「Here's to you」

第一次世界大戦が終わってまだ日が浅い、アメリ東海岸の街ボストン。1920年、この地で強盗殺人事件が起った。

逮捕された2人のイタリア移民、ニコラ・サッコとバルトロメオ・ヴァンゼッティ。

事件の当初より、彼らの容疑を裏付ける証拠は、質量ともに極めて乏しいと噂されていた。

そして何より、この2人はアナーキストであった。大戦後の混乱から未だ冷め切らぬアメリカは、反政府思想・運動に神経を尖らせていた。

要するにこうだ。政府及びその意を汲んだ警察が、思想弾圧のために無実の彼らへ罪を被せ、そして逮捕に及び身柄を拘束したのではないか。

たんなる流言として片付けるには、あまりにセンセーションでかつ説得性を持っていたこの憶測は、たちまちの内にアメリカ国内だけに留まらず世界中へと広がりを見せ、やがては国際的な助命嘆願運動を巻き起こすきっかけとなる。

余談だが、世界的な規模でこれだけ大々的に市民運動が展開されたのは、有史以来これが初めてだったのではなかろうか。

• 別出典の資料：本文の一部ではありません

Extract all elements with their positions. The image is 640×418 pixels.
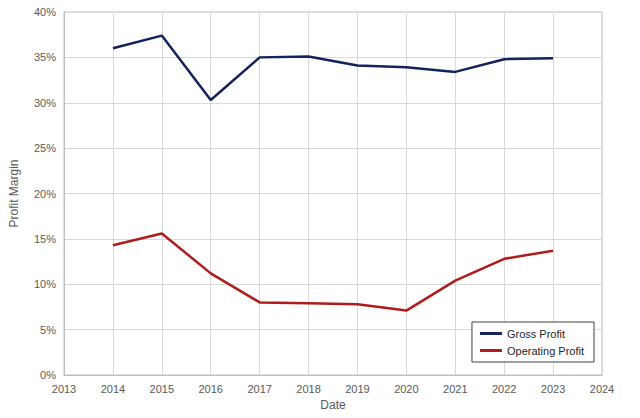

しかしその声もむなしく、1927年、両名への死刑は執行された。はじめにサッコ、数分の後にヴァンゼッティ。電気椅子によるものだった。


実際のところ、事件の詳細は今もってつまびらかではないという。


下にあげた動画は、この「サッコ・ヴァンゼッティ事件」を題材にして製作された映画「死刑台のメロディ」のテーマソングである。

わずか4つのフレーズで構成された歌詞を延々と繰り返しているだけの唄なのに、なぜか心に響く。

そして、彼らの辿った不幸な境遇と重なっていく。